John Koldofsky, Special Adviser to the International Air Transport Association, said the criteria outlining the three scenarios include containing Covid, keeping borders open with no quarantine policy on arrival and reopening entertainment and hospitality venues.

On the demand side, some of the key factors influencing scenarios, apart from the desirability of a destination, include the perceived (and actual) safety of the destination, its access to and from and the ability to quickly return to domestic ports in the event of a sudden rise in infections and subsequent return of containment policies. Koldofsky, who is also the author of the summary report, noted that the cost of tests and treatments (if needed) would also be significant. “The current war between Russia and Ukraine is not helping things either, especially in and around that part of Europe.”

From being one of the most visited regions worldwide with more than 500 million visitors in 2018 and 525 million in 2019, international visitor arrivals to Asia declined by 85 percent in 2020. Estimates for the full calendar year 2021 suggest to an overall decrease of 70-75% compared to 2019.

After the contraction in the numbers of foreign arrivals to Asia between 2020 and 2021, annual growth is expected to return in 2022 under all scenarios.

Which region in Asia will be the first to recover?

While the recovery largely depends on what is used as a measure of growth, South Asia is likely to see the fastest recovery to 2019 levels.

The moderate scenario predicts the strongest return for South Asia in 2022 with international visitors arriving at 47 percent of 2019 levels. In 2023, arrivals to Southeast Asia are expected to reach 89 percent from 2019, while 2024 will see International visitors to South Asia increased by 123 percent from 2019. Under current conditions, the three Asian sub-regions are expected to exceed their 2019 levels. by the end of 2024.

The medium scenario also presents the strongest recovery for South Asia in 2022 with international visitors arriving at 38 percent from 2019. Southeast Asia is expected to reach 67 percent of 2019 levels in 2023, while in 2024, from It is expected to reach 101 percent from 2019. Northeast Asia levels 97 percent and South Asia 95 percent.

However, if the scenario becomes harsh, the recovery is likely to be confined to South Asia throughout 2022-2024, with 2024 seeing a 75% return to the 2019 arrival figures.

“What is different from previous negative attitudes is that for the first time, policies of origin and destination come into effect,” Koldowski said. “Passengers not only need to be allowed to leave their home ports and arrive at a destination without a lot of containment measures, but then they also need to be allowed to go back to their home ports at the end of the journey and again, without a lot of containment measures.”

What about air capacity?

The report notes that a return to 2019 capacity levels will remain elusive, as only 52 percent of this capacity will be reached in 2022.

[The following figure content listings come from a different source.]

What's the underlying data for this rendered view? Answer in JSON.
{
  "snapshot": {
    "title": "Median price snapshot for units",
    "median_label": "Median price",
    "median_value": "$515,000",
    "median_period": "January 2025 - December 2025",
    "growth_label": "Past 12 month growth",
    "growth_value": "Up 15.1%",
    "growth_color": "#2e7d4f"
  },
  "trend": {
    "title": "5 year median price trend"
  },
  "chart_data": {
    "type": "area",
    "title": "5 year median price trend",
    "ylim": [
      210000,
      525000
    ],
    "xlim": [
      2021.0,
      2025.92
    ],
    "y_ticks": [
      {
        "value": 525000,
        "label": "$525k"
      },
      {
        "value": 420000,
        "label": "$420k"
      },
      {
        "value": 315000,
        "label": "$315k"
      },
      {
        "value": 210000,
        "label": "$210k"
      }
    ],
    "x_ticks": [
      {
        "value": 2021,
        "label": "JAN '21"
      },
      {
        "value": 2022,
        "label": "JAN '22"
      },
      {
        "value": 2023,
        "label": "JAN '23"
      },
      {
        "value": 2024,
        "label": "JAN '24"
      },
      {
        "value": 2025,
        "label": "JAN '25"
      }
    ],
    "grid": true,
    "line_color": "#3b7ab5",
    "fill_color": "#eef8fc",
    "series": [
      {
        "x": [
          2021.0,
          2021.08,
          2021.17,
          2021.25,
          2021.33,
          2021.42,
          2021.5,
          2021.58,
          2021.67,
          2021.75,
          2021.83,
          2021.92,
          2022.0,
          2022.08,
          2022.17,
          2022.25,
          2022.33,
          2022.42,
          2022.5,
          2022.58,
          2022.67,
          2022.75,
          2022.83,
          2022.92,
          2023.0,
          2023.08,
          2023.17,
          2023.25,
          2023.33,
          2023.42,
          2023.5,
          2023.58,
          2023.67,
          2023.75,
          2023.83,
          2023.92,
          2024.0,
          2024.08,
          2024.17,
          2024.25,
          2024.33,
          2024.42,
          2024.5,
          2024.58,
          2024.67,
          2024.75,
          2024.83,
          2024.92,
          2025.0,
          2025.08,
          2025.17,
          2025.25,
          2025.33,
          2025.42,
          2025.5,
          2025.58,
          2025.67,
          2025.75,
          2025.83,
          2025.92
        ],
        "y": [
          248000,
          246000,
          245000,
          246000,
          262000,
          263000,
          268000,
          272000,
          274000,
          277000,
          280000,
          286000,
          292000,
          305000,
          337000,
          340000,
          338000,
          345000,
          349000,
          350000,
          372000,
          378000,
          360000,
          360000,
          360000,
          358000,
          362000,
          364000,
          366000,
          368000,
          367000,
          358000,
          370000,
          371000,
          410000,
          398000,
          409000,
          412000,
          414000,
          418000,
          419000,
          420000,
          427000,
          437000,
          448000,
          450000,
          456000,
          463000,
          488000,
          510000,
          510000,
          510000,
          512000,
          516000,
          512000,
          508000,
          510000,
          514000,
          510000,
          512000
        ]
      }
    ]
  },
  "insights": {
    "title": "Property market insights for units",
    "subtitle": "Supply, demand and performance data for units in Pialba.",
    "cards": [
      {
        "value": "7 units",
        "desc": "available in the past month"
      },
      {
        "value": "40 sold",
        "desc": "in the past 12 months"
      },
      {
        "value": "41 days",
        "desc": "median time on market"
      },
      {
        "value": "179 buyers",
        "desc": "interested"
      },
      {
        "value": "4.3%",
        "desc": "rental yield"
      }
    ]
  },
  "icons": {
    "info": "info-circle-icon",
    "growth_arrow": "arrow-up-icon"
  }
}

Since airlines are so adept at matching demand with capacity, the higher the production capacity, the higher the latter will also, Koldowski said.

“However, capacity will likely be managed with caution until profitability and passenger load factors increase beyond the break-even point,” PATA’s Koldowski said. “Flights and capacities to/from viable ports are likely to increase, as ground planes are very expensive (and obviously not generate any revenue), while airport slots need to be maintained where possible.”

Any near surge in demand will likely be satisfied quickly, as there are countless aircraft waiting to return to profitable air routes.

Leave a Reply

Your email address will not be published.